Since its foundation in 2002, the Institute has expanded from treating and researching mood disorders, to developing evidence-based population mental health programs, developing new treatments for depression, and world-leading suicide prevention and early intervention strategies.
“From humble beginnings, the Black Dog Institute has been on quite an extraordinary journey of learning, discovery, and growth over the last 20 years,” says Peter Joseph AM, Chairman for the Black Dog Institute.
“The Institute is the only medical research institute in the country focusing on mental health across the lifespan. It has a remarkable culture of caring, compassion, and creativity, believing everyone deserves peace of mind. ‘Science. Compassion. Action.’ is our mantra, and drives our unique approach.
“We are indebted to our highly talented, generous, curious, and passionate staff. They inspire partners, directors, donors, fundraisers, and supporters. Together they have created a formidable reputation both nationally and globally.
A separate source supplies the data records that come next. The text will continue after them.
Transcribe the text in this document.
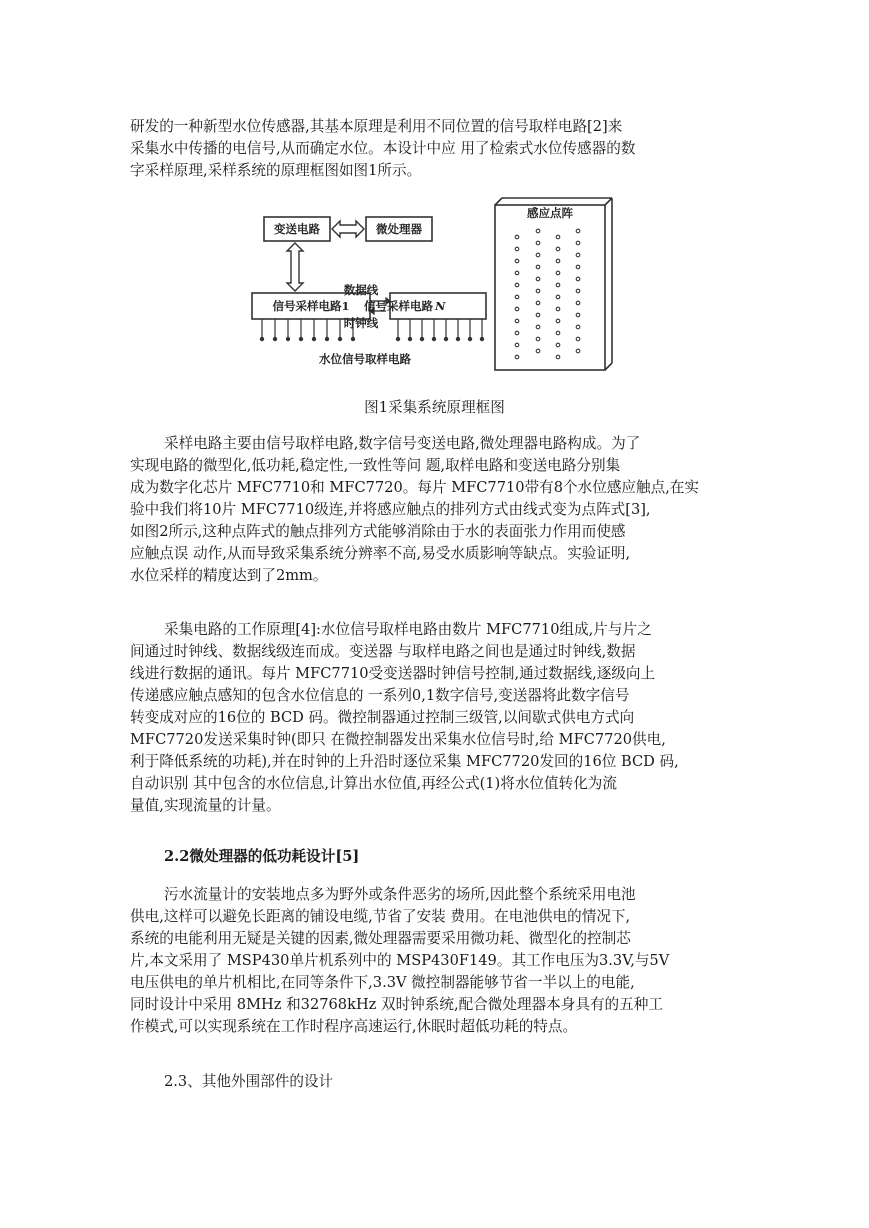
研发的一种新型水位传感器,其基本原理是利用不同位置的信号取样电路[2]来
采集水中传播的电信号,从而确定水位。本设计中应 用了检索式水位传感器的数
字采样原理,采样系统的原理框图如图1所示。
变送电路	微处理器
信号采样电路1 信号采样电路 N
数据线
时钟线
水位信号取样电路
感应点阵
图1采集系统原理框图
采样电路主要由信号取样电路,数字信号变送电路,微处理器电路构成。为了
实现电路的微型化,低功耗,稳定性,一致性等问 题,取样电路和变送电路分别集
成为数字化芯片 MFC7710和 MFC7720。每片 MFC7710带有8个水位感应触点,在实
验中我们将10片 MFC7710级连,并将感应触点的排列方式由线式变为点阵式[3],
如图2所示,这种点阵式的触点排列方式能够消除由于水的表面张力作用而使感
应触点误 动作,从而导致采集系统分辨率不高,易受水质影响等缺点。实验证明,
水位采样的精度达到了2mm。
采集电路的工作原理[4]:水位信号取样电路由数片 MFC7710组成,片与片之
间通过时钟线、数据线级连而成。变送器 与取样电路之间也是通过时钟线,数据
线进行数据的通讯。每片 MFC7710受变送器时钟信号控制,通过数据线,逐级向上
传递感应触点感知的包含水位信息的 一系列0,1数字信号,变送器将此数字信号
转变成对应的16位的 BCD 码。微控制器通过控制三级管,以间歇式供电方式向
MFC7720发送采集时钟(即只 在微控制器发出采集水位信号时,给 MFC7720供电,
利于降低系统的功耗),并在时钟的上升沿时逐位采集 MFC7720发回的16位 BCD 码,
自动识别 其中包含的水位信息,计算出水位值,再经公式(1)将水位值转化为流
量值,实现流量的计量。
2.2微处理器的低功耗设计[5]
污水流量计的安装地点多为野外或条件恶劣的场所,因此整个系统采用电池
供电,这样可以避免长距离的铺设电缆,节省了安装 费用。在电池供电的情况下,
系统的电能利用无疑是关键的因素,微处理器需要采用微功耗、微型化的控制芯
片,本文采用了 MSP430单片机系列中的 MSP430F149。其工作电压为3.3V,与5V
电压供电的单片机相比,在同等条件下,3.3V 微控制器能够节省一半以上的电能,
同时设计中采用 8MHz 和32768kHz 双时钟系统,配合微处理器本身具有的五种工
作模式,可以实现系统在工作时程序高速运行,休眠时超低功耗的特点。
2.3、其他外围部件的设计
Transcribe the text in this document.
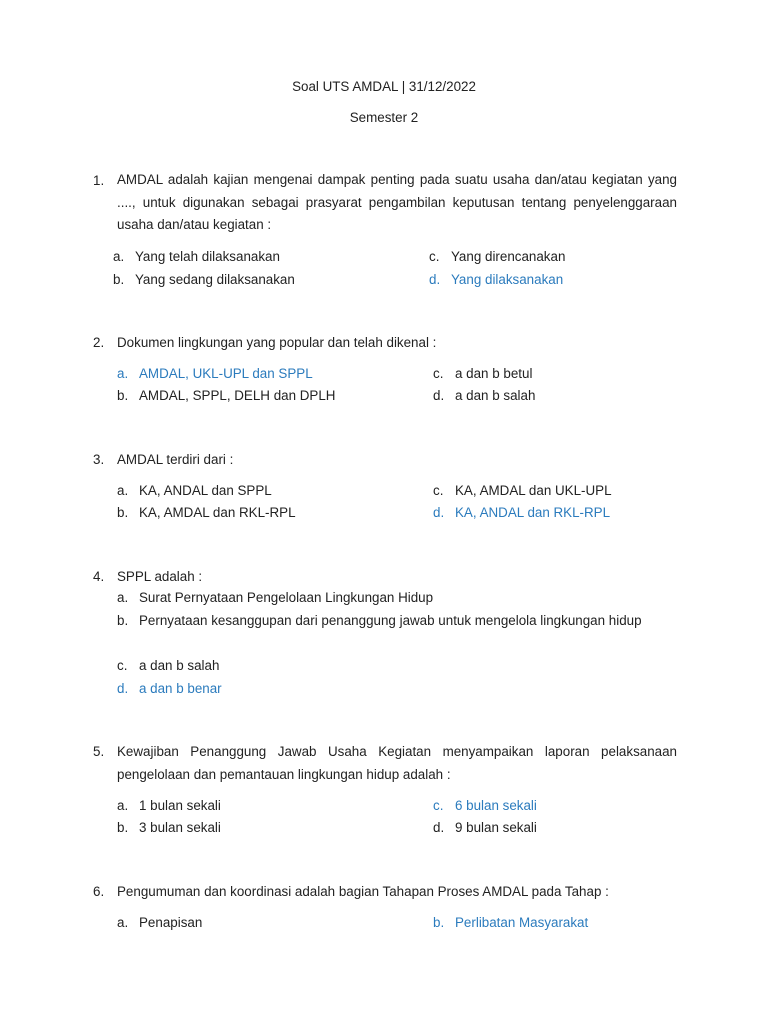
Soal UTS AMDAL | 31/12/2022
Semester 2
1. AMDAL adalah kajian mengenai dampak penting pada suatu usaha dan/atau kegiatan yang ...., untuk digunakan sebagai prasyarat pengambilan keputusan tentang penyelenggaraan usaha dan/atau kegiatan :
a. Yang telah dilaksanakan
b. Yang sedang dilaksanakan
c. Yang direncanakan
d. Yang dilaksanakan
2. Dokumen lingkungan yang popular dan telah dikenal :
a. AMDAL, UKL-UPL dan SPPL
b. AMDAL, SPPL, DELH dan DPLH
c. a dan b betul
d. a dan b salah
3. AMDAL terdiri dari :
a. KA, ANDAL dan SPPL
b. KA, AMDAL dan RKL-RPL
c. KA, AMDAL dan UKL-UPL
d. KA, ANDAL dan RKL-RPL
4. SPPL adalah :
a. Surat Pernyataan Pengelolaan Lingkungan Hidup
b. Pernyataan kesanggupan dari penanggung jawab untuk mengelola lingkungan hidup
c. a dan b salah
d. a dan b benar
5. Kewajiban Penanggung Jawab Usaha Kegiatan menyampaikan laporan pelaksanaan pengelolaan dan pemantauan lingkungan hidup adalah :
a. 1 bulan sekali
b. 3 bulan sekali
c. 6 bulan sekali
d. 9 bulan sekali
6. Pengumuman dan koordinasi adalah bagian Tahapan Proses AMDAL pada Tahap :
a. Penapisan	b. Perlibatan Masyarakat
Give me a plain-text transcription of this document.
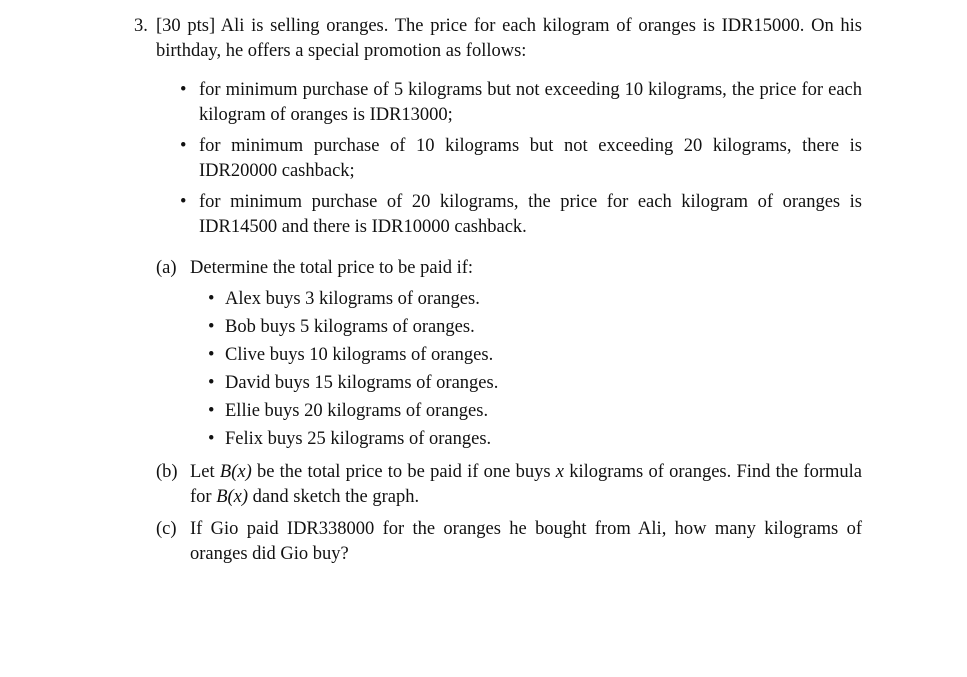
3. [30 pts] Ali is selling oranges. The price for each kilogram of oranges is IDR15000. On his birthday, he offers a special promotion as follows:
• for minimum purchase of 5 kilograms but not exceeding 10 kilograms, the price for each kilogram of oranges is IDR13000;
• for minimum purchase of 10 kilograms but not exceeding 20 kilograms, there is IDR20000 cashback;
• for minimum purchase of 20 kilograms, the price for each kilogram of oranges is IDR14500 and there is IDR10000 cashback.
(a) Determine the total price to be paid if:
• Alex buys 3 kilograms of oranges.
• Bob buys 5 kilograms of oranges.
• Clive buys 10 kilograms of oranges.
• David buys 15 kilograms of oranges.
• Ellie buys 20 kilograms of oranges.
• Felix buys 25 kilograms of oranges.
(b) Let B(x) be the total price to be paid if one buys x kilograms of oranges. Find the formula for B(x) dand sketch the graph.
(c) If Gio paid IDR338000 for the oranges he bought from Ali, how many kilograms of oranges did Gio buy?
And the best is yet to come,” Mr Joseph says.
Professor Sam Harvey, Executive Director and Chief Scientist for Black Dog Institute says that as technology has evolved over the years, so has the Institute.
“The Institute has pioneered the development of mobile apps and digital mental health tools to help treat and prevent mental illness in the wider community, especially in schools and in the workplace.
“Data from these tools is allowing us to understand behavioural patterns of people with anxiety, depression and those experiencing suicidality.”
“Our novel treatments such as TMS, ketamine, and neurostimulation are also helping to change the lives of people living with mental illness who have exhausted traditional models of care,” Professor Harvey says.
Professor Harvey says that one of the biggest achievements in the last 20 years has been providing hope for those experiencing mental health challenges and elevating the importance of mental health through an increase in interpersonal and public dialogue.
“By putting lived experience at the heart of everything we do, we’re giving a voice to mental health.
“Through collaborating with people with a lived experience and following the science, we’ve been able to design evidence-based solutions that we know make a difference in the work we do with school children right through to aftercare for suicide attempts,” Professor Harvey says.
Professor Harvey highlighted that while the Black Dog Institute is celebrating turning 20, the Institute is very much focussed on its vision for the future.
“As we deal with the long tail of the pandemic, alongside the recovery from bushfires and recent floods here in Australia, there’s an even bigger need to shine the spotlight on mental health,” Harvey says.
“The team at the Black Dog Institute is committed to shaping the future of mental health science and we are excited about what we will be able to achieve over the next 20 years.”